PARIS, 1. Jan. (Associated Press) - Frankreich plant, die Leitung der Angelegenheiten Armeniens, Syriens und des Libanons in der neuen Weltordnung zu übernehmen, in Übereinstimmung mit den Verträgen, die 1915 mit Großbritannien und Russland unterzeichnet wurden, wenn die Friedenskonferenz nicht anders entscheidet, wie die Associated Press aus zuverlässiger Quelle erfuhr.

Palästina würde nach dem in Betracht gezogenen Plan mit seiner Vielschichtigkeit an Nationalitäten und Religionen unter internationalen Schutz gestellt werden. England würde für die arabische Halbinsel verantwortlich sein, mit Ausnahme des Königreichs Hedjaz, das frei wäre.

Frankreich, so wird mit Nachdruck erklärt, vermeidet den Begriff “Protektorat” im Zusammenhang mit der von ihm vorgeschlagenen Aufsicht über diese Länder, und es ist wahrscheinlich, dass mit ihnen eine ähnliche Beziehung hergestellt wird, wie sie zwischen England und seinen Territorien besteht.

Diese Tatsachen wurden als Erklärung für die Aussage von Außenminister Stephen Pichon am Sonntag in der Abgeordnetenkammer angeführt. In Bezug auf die Art und Weise, in der Frankreich mit Kleinasien und den ehemals von der Türkei beherrschten Nationalitäten verfahren wird, sagte Pichon:

“Wir haben nichts als freundschaftliche Gefühle für die Türken, und wir haben sie beim Schutz der unterworfenen Nationen im Osmanischen Reich, über die wir jahrhundertealte Rechte haben, bezeugt”.

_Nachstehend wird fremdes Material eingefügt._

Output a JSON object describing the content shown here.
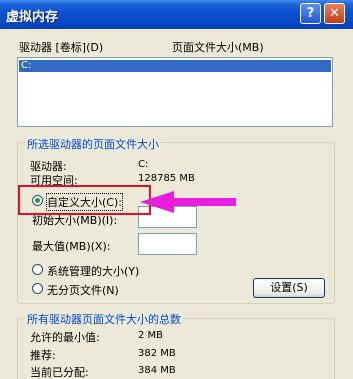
{
  "window": {
    "title": "虚拟内存",
    "help_label": "?",
    "close_label": "✕"
  },
  "drives": {
    "col_drive": "驱动器 [卷标](D)",
    "col_pagefile": "页面文件大小(MB)",
    "rows": [
      {
        "drive": "C:"
      }
    ]
  },
  "selected": {
    "group_title": "所选驱动器的页面文件大小",
    "drive_label": "驱动器:",
    "drive_value": "C:",
    "space_label": "可用空间:",
    "space_value": "128785 MB",
    "custom_label": "自定义大小(C):",
    "initial_label": "初始大小(MB)(I):",
    "max_label": "最大值(MB)(X):",
    "system_label": "系统管理的大小(Y)",
    "nopage_label": "无分页文件(N)",
    "set_button": "设置(S)",
    "custom_selected": true
  },
  "totals": {
    "group_title": "所有驱动器页面文件大小的总数",
    "min_label": "允许的最小值:",
    "min_value": "2 MB",
    "rec_label": "推荐:",
    "rec_value": "382 MB",
    "cur_label": "当前已分配:",
    "cur_value": "384 MB"
  },
  "colors": {
    "annotation": "#e4121b",
    "arrow": "#e91edc",
    "selection": "#316ac5"
  }
}
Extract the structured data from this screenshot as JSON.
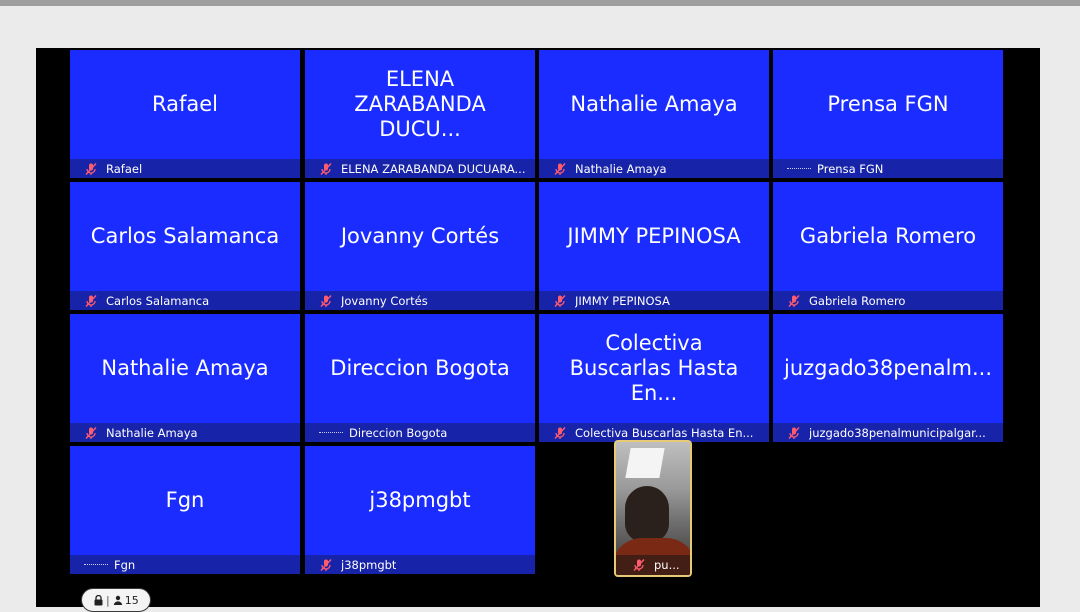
{
  "meeting": {
    "participant_count": "15",
    "tiles": [
      {
        "display_name": "Rafael",
        "label": "Rafael",
        "status_icon": "mic-off-icon"
      },
      {
        "display_name": "ELENA\nZARABANDA DUCU...",
        "label": "ELENA ZARABANDA DUCUARA...",
        "status_icon": "mic-off-icon"
      },
      {
        "display_name": "Nathalie Amaya",
        "label": "Nathalie Amaya",
        "status_icon": "mic-off-icon"
      },
      {
        "display_name": "Prensa FGN",
        "label": "Prensa FGN",
        "status_icon": "audio-bars-icon"
      },
      {
        "display_name": "Carlos Salamanca",
        "label": "Carlos Salamanca",
        "status_icon": "mic-off-icon"
      },
      {
        "display_name": "Jovanny Cortés",
        "label": "Jovanny Cortés",
        "status_icon": "mic-off-icon"
      },
      {
        "display_name": "JIMMY PEPINOSA",
        "label": "JIMMY PEPINOSA",
        "status_icon": "mic-off-icon"
      },
      {
        "display_name": "Gabriela Romero",
        "label": "Gabriela Romero",
        "status_icon": "mic-off-icon"
      },
      {
        "display_name": "Nathalie Amaya",
        "label": "Nathalie Amaya",
        "status_icon": "mic-off-icon"
      },
      {
        "display_name": "Direccion Bogota",
        "label": "Direccion Bogota",
        "status_icon": "audio-bars-icon"
      },
      {
        "display_name": "Colectiva\nBuscarlas Hasta En...",
        "label": "Colectiva Buscarlas Hasta En...",
        "status_icon": "mic-off-icon"
      },
      {
        "display_name": "juzgado38penalm...",
        "label": "juzgado38penalmunicipalgar...",
        "status_icon": "mic-off-icon"
      },
      {
        "display_name": "Fgn",
        "label": "Fgn",
        "status_icon": "audio-bars-icon"
      },
      {
        "display_name": "j38pmgbt",
        "label": "j38pmgbt",
        "status_icon": "mic-off-icon"
      }
    ],
    "self_view": {
      "label": "pu...",
      "status_icon": "mic-off-icon",
      "highlight_color": "#e7c978"
    }
  },
  "colors": {
    "tile_background": "#1a2cff",
    "nameplate_background": "#1723a8",
    "mic_off": "#ff5b6e",
    "stage_background": "#000000"
  }
}
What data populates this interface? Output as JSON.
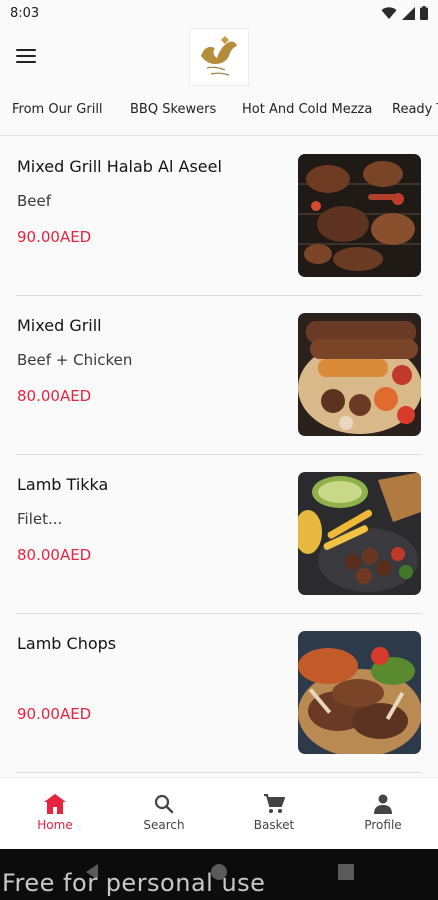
{
  "status_bar": {
    "time": "8:03",
    "icons": [
      "wifi-icon",
      "signal-icon",
      "battery-icon"
    ]
  },
  "header": {
    "menu_icon": "hamburger-menu-icon",
    "logo_icon": "restaurant-logo"
  },
  "tabs": [
    {
      "label": "From Our Grill",
      "active": true
    },
    {
      "label": "BBQ Skewers",
      "active": false
    },
    {
      "label": "Hot And Cold Mezza",
      "active": false
    },
    {
      "label": "Ready T",
      "active": false
    }
  ],
  "items": [
    {
      "name": "Mixed Grill Halab Al Aseel",
      "description": "Beef",
      "price": "90.00AED"
    },
    {
      "name": "Mixed Grill",
      "description": "Beef + Chicken",
      "price": "80.00AED"
    },
    {
      "name": "Lamb Tikka",
      "description": "Filet...",
      "price": "80.00AED"
    },
    {
      "name": "Lamb Chops",
      "description": "",
      "price": "90.00AED"
    }
  ],
  "bottom_nav": [
    {
      "label": "Home",
      "icon": "home-icon",
      "active": true
    },
    {
      "label": "Search",
      "icon": "search-icon",
      "active": false
    },
    {
      "label": "Basket",
      "icon": "cart-icon",
      "active": false
    },
    {
      "label": "Profile",
      "icon": "person-icon",
      "active": false
    }
  ],
  "watermark": "Free for personal use",
  "colors": {
    "accent": "#e8233f",
    "background": "#fafafa",
    "system_nav": "#0c0c0c"
  }
}
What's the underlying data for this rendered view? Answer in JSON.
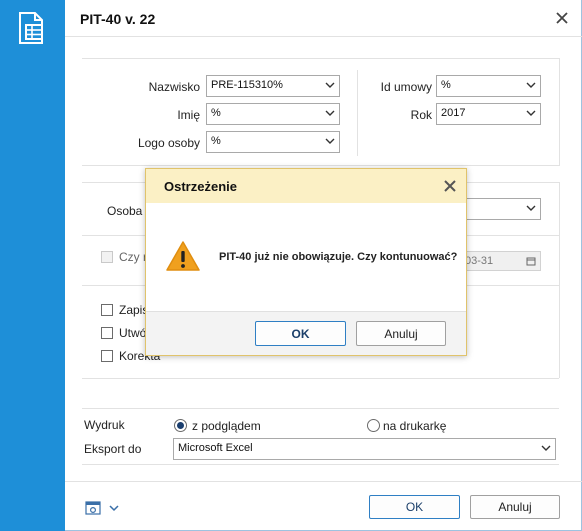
{
  "window": {
    "title": "PIT-40 v. 22"
  },
  "filters": {
    "nazwisko_label": "Nazwisko",
    "nazwisko_value": "PRE-115310%",
    "imie_label": "Imię",
    "imie_value": "%",
    "logo_label": "Logo osoby",
    "logo_value": "%",
    "id_umowy_label": "Id umowy",
    "id_umowy_value": "%",
    "rok_label": "Rok",
    "rok_value": "2017"
  },
  "options": {
    "osoba_label_partial": "Osoba p",
    "czy_label_partial": "Czy r",
    "date_partial": "03-31",
    "zapis_partial": "Zapis",
    "utworz_partial": "Utwó",
    "korekta_label": "Korekta"
  },
  "output": {
    "wydruk_label": "Wydruk",
    "preview_option": "z podglądem",
    "printer_option": "na drukarkę",
    "selected": "z podglądem",
    "eksport_label": "Eksport do",
    "eksport_value": "Microsoft Excel"
  },
  "footer": {
    "ok_label": "OK",
    "cancel_label": "Anuluj"
  },
  "dialog": {
    "title": "Ostrzeżenie",
    "message": "PIT-40 już nie obowiązuje. Czy kontunuować?",
    "ok_label": "OK",
    "cancel_label": "Anuluj"
  },
  "colors": {
    "sidebar": "#1e8fd8",
    "dialog_header": "#fbf0c5",
    "warning": "#f0a01e",
    "primary_border": "#2f7fc4"
  }
}
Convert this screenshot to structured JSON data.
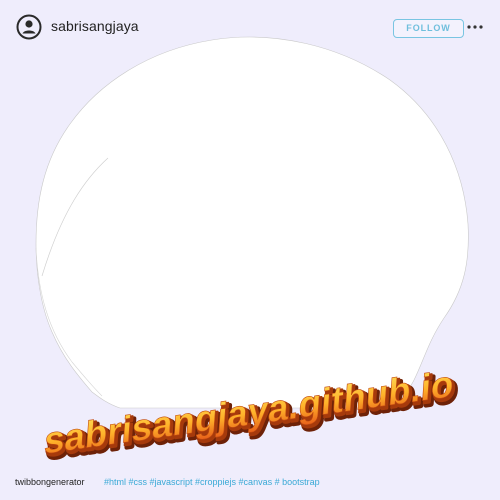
{
  "header": {
    "username": "sabrisangjaya",
    "follow_label": "FOLLOW",
    "avatar_icon": "user-circle-icon",
    "more_icon": "ellipsis-icon"
  },
  "frame": {
    "watermark_text": "sabrisangjaya.github.io"
  },
  "footer": {
    "username": "twibbongenerator",
    "hashtags": "#html #css #javascript #croppiejs #canvas # bootstrap"
  },
  "colors": {
    "background": "#efedfc",
    "follow_accent": "#79c5e2",
    "hashtag": "#39a9d6",
    "watermark_top": "#ffd54a",
    "watermark_bottom": "#e8631a",
    "watermark_shadow": "#8a2a08"
  }
}
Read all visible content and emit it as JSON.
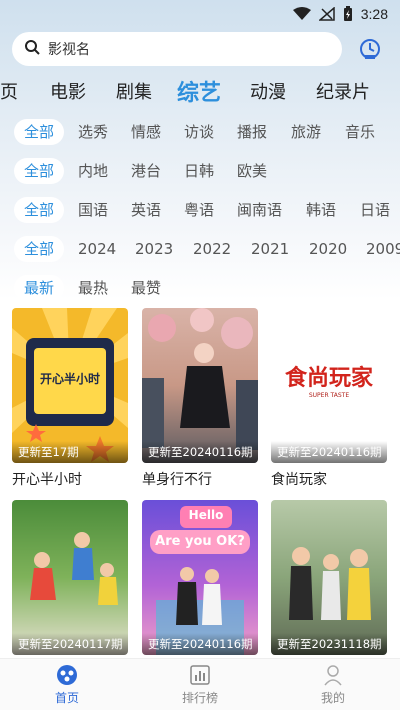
{
  "status": {
    "time": "3:28"
  },
  "search": {
    "placeholder": "影视名"
  },
  "categories": [
    "页",
    "电影",
    "剧集",
    "综艺",
    "动漫",
    "纪录片"
  ],
  "active_category": "综艺",
  "filters": {
    "genre": [
      "全部",
      "选秀",
      "情感",
      "访谈",
      "播报",
      "旅游",
      "音乐"
    ],
    "region": [
      "全部",
      "内地",
      "港台",
      "日韩",
      "欧美"
    ],
    "language": [
      "全部",
      "国语",
      "英语",
      "粤语",
      "闽南语",
      "韩语",
      "日语"
    ],
    "year": [
      "全部",
      "2024",
      "2023",
      "2022",
      "2021",
      "2020",
      "2009"
    ],
    "sort": [
      "最新",
      "最热",
      "最赞"
    ]
  },
  "cards": [
    {
      "title": "开心半小时",
      "update": "更新至17期",
      "poster_text": "开心半小时"
    },
    {
      "title": "单身行不行",
      "update": "更新至20240116期"
    },
    {
      "title": "食尚玩家",
      "update": "更新至20240116期",
      "poster_text": "食尚玩家",
      "poster_subtext": "SUPER TASTE"
    },
    {
      "title": "",
      "update": "更新至20240117期"
    },
    {
      "title": "",
      "update": "更新至20240116期",
      "poster_text": "Hello",
      "poster_text2": "Are you OK?"
    },
    {
      "title": "",
      "update": "更新至20231118期"
    }
  ],
  "nav": [
    {
      "label": "首页",
      "icon": "home-icon",
      "active": true
    },
    {
      "label": "排行榜",
      "icon": "ranking-icon",
      "active": false
    },
    {
      "label": "我的",
      "icon": "profile-icon",
      "active": false
    }
  ],
  "colors": {
    "accent": "#2d8fdc",
    "nav_active": "#2e6ad6"
  }
}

“Unsere Rechte in Armenien, Syrien, Libanon und Palästina sind unanfechtbar. Sie beruhen auf historischen Konventionen und auf neueren Verträgen. Während wir der Friedenskonferenz die volle Freiheit zugestehen, sich mit diesem Thema zu befassen, sind wir der Ansicht, dass unsere Rechte durch unsere Verträge mit Großbritannien vollständig festgelegt sind.”

Der Vertrag wurde 1915 unterzeichnet

Der Verweis des Außenministers auf “historische Konventionen” kann verstanden werden, wenn er sich auf die langjährigen Kapitulationsverträge zwischen Frankreich und dem Osmanischen Reich bezieht, durch die Frankreich die Interessen der Christen in den betreffenden Ländern schützte. Die Aussage zu den “Vereinbarungen mit Großbritannien” ist jedoch nicht so eindeutig. Eine Erklärung, die von einer Autorität zu diesem Thema gegeben wurde, lautete im Wesentlichen wie folgt:

“Vom Beginn des Aufstiegs der mohammedanischen Macht in Kleinasien bis zum Ausbruch des gegenwärtigen Krieges hatte Frankreich durch Verträge mit der Türkei den besonderen Schutz der christlichen Interessen unter der osmanischen Missherrschaft übernommen. Als Beweis für den guten Willen Frankreichs in dieser Angelegenheit wird angeführt, dass es um die Mitte des letzten Jahrhunderts eine bewaffnete Expedition in den Libanon schickte, um die im Namen der Christen in diesem Land gestellten Forderungen durchzusetzen. Außerdem sind in Syrien seit dem zehnten Jahrhundert die allgemeine Sprache und die Sitten französisch, während die religiösen Einrichtungen Frankreichs in Syrien, im Libanon und in Armenien große christliche Niederlassungen unterhalten haben.”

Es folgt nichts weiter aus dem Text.